Мы с Федькой отправляемся к дубу полоть просо, а мать идет в луга. Идет не одна: если она попросит, с нею пойдут и Марья, и Анна.
Вечером, после ужина, когда отец, разложив бумаги, погрузился в свои подсчеты, мать, моя посуду, говорила:
— Не посылай ты ребят на свою прорву! Им учиться надо. Вон Федька семь классов кончил. Подумал бы, куда пристроить.
— Пристроен! — отец яростно стучит косточками счетов. — Тот ученый, тот убежал в город. А кто землю пахать будет?
— Сам бы и пахал! А то тоже — белоручкой заделался!
Отец пускает колечки дыма и что-то пишет. Мать, продолжая возиться в чулане, разговаривает сама с собой.
Вернее, так кажется, что речь ее ни к кому не обращена, а на самом деле она ведет все тот же спор с отцом.
— Что же это такое? — рассуждает она. — Все мужики из колхоза бегут. Вон и Ефрем, и Васька Беленький… Все на станцию устроились. Одни мы… Будто не люди… Сами себе лиходеи. Хлеба-то опять до нови не хватит. Последнюю поневу в Чернаву отвезешь с таким-то мужем. Ребята растут, их учить надо. А разве ушлешь их в город без денег-то?..
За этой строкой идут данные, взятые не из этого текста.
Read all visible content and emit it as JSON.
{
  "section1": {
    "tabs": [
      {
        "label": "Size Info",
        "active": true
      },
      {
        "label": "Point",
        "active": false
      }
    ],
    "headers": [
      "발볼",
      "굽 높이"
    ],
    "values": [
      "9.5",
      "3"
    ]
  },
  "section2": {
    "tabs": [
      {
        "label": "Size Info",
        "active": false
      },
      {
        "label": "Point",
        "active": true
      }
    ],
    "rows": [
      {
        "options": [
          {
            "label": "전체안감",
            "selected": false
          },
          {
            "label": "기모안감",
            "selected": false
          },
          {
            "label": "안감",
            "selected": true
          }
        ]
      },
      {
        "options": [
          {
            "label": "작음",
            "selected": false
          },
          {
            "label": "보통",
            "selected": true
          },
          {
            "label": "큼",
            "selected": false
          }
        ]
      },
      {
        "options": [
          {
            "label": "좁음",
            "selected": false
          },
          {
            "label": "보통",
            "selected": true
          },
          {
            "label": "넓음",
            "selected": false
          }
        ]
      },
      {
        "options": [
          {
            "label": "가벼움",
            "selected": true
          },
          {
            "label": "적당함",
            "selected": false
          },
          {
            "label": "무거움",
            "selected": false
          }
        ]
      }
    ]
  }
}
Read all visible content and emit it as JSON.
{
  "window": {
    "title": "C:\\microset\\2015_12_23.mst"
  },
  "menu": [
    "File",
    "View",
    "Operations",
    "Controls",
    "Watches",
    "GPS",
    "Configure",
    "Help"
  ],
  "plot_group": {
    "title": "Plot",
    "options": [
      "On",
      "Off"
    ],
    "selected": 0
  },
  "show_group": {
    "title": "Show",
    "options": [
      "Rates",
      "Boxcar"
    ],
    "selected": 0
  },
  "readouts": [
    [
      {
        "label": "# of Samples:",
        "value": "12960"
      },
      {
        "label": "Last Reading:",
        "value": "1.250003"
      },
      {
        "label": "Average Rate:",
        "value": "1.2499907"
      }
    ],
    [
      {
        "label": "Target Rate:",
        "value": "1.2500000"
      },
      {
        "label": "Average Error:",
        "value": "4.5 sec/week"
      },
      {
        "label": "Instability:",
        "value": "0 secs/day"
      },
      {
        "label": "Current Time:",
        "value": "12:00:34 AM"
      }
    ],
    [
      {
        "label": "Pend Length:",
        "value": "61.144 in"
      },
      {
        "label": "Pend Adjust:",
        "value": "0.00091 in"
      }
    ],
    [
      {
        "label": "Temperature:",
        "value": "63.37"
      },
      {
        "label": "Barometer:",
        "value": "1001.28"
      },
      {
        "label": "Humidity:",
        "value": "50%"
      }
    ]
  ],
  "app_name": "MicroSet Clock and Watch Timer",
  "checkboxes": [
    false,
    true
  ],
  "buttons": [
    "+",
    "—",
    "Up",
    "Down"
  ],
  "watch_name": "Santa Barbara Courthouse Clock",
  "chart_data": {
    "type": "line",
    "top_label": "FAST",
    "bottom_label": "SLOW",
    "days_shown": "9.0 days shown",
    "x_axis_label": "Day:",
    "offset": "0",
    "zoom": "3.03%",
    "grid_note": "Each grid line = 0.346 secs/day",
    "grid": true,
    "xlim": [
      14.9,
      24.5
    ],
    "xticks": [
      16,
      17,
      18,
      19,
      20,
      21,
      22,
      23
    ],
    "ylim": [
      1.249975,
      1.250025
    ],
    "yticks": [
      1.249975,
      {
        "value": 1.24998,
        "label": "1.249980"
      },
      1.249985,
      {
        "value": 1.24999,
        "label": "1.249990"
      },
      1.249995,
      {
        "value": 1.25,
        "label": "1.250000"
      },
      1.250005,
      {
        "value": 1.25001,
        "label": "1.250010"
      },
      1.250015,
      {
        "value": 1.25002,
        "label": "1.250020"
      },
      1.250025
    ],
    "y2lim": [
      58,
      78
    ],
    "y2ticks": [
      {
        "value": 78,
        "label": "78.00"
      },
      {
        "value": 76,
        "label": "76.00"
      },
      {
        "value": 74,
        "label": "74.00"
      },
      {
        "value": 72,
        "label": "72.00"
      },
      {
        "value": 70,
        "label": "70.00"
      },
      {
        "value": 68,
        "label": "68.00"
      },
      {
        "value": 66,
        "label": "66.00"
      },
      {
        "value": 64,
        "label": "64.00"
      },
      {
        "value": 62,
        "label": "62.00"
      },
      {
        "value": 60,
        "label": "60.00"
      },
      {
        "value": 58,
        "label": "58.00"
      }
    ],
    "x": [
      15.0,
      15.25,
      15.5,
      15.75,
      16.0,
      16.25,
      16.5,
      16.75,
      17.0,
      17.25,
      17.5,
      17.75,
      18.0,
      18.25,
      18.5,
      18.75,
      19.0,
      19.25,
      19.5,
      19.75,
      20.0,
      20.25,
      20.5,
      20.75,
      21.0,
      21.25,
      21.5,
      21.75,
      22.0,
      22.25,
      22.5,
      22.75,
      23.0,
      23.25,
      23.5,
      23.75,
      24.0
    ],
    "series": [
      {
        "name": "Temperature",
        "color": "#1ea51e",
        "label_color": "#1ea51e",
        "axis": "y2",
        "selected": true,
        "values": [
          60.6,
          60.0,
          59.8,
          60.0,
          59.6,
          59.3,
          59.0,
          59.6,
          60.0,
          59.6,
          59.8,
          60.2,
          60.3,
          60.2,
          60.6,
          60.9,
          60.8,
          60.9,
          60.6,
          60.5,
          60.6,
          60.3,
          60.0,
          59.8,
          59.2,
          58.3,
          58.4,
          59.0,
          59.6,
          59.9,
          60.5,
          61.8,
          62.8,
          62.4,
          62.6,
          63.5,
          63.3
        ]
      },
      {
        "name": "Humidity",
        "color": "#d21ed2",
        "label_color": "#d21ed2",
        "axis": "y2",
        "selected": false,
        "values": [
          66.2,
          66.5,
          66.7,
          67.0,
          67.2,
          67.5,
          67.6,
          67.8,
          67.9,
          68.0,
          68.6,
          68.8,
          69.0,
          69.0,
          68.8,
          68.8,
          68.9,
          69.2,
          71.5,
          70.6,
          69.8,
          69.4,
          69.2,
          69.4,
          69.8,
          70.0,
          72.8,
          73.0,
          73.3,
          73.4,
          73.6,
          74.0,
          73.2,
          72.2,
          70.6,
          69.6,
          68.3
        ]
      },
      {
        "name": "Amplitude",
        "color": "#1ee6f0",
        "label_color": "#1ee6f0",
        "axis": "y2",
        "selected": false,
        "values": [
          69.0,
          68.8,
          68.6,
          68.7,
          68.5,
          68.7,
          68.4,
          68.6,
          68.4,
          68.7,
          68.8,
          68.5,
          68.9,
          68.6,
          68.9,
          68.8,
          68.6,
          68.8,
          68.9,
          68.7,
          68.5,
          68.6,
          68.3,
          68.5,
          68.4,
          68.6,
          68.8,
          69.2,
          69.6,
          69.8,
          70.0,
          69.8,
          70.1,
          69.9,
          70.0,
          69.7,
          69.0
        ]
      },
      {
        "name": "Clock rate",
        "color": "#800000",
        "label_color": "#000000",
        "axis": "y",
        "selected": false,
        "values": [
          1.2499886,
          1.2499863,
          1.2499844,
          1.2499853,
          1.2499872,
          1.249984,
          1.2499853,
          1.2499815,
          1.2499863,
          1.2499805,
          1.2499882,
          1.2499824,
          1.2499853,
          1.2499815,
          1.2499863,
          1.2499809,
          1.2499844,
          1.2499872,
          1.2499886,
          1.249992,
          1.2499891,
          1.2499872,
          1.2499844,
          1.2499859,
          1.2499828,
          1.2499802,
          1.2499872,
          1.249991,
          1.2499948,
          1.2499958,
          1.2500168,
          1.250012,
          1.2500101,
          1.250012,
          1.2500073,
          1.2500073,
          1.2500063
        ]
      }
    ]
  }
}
Отец сидит понуро, курит, но счетами не стучит, слушает. В другое время он наверняка оборвал бы ее. «Перестань зудеть! — сказал бы он. — Надоела. Завела, как комар над ухом…»
Но сейчас он молчит.
Молчит он потому, что дела в колхозе с каждым го-дом все хуже и хуже. Нет больше у нас веселого, предприимчивого Чугунка. Его взяли в район, и он вскоре куда-то канул. Говорили, что он посажен, как враг народа… Но как бы то ни было, а Чугунок исчез. Вместо него колхозными делами командует Сафрон Коноплин, мрачноватый крикливый мужик по прозвищу Кипяток. Не будь всего этого, отец не стерпел бы укоров матери. А то молчит.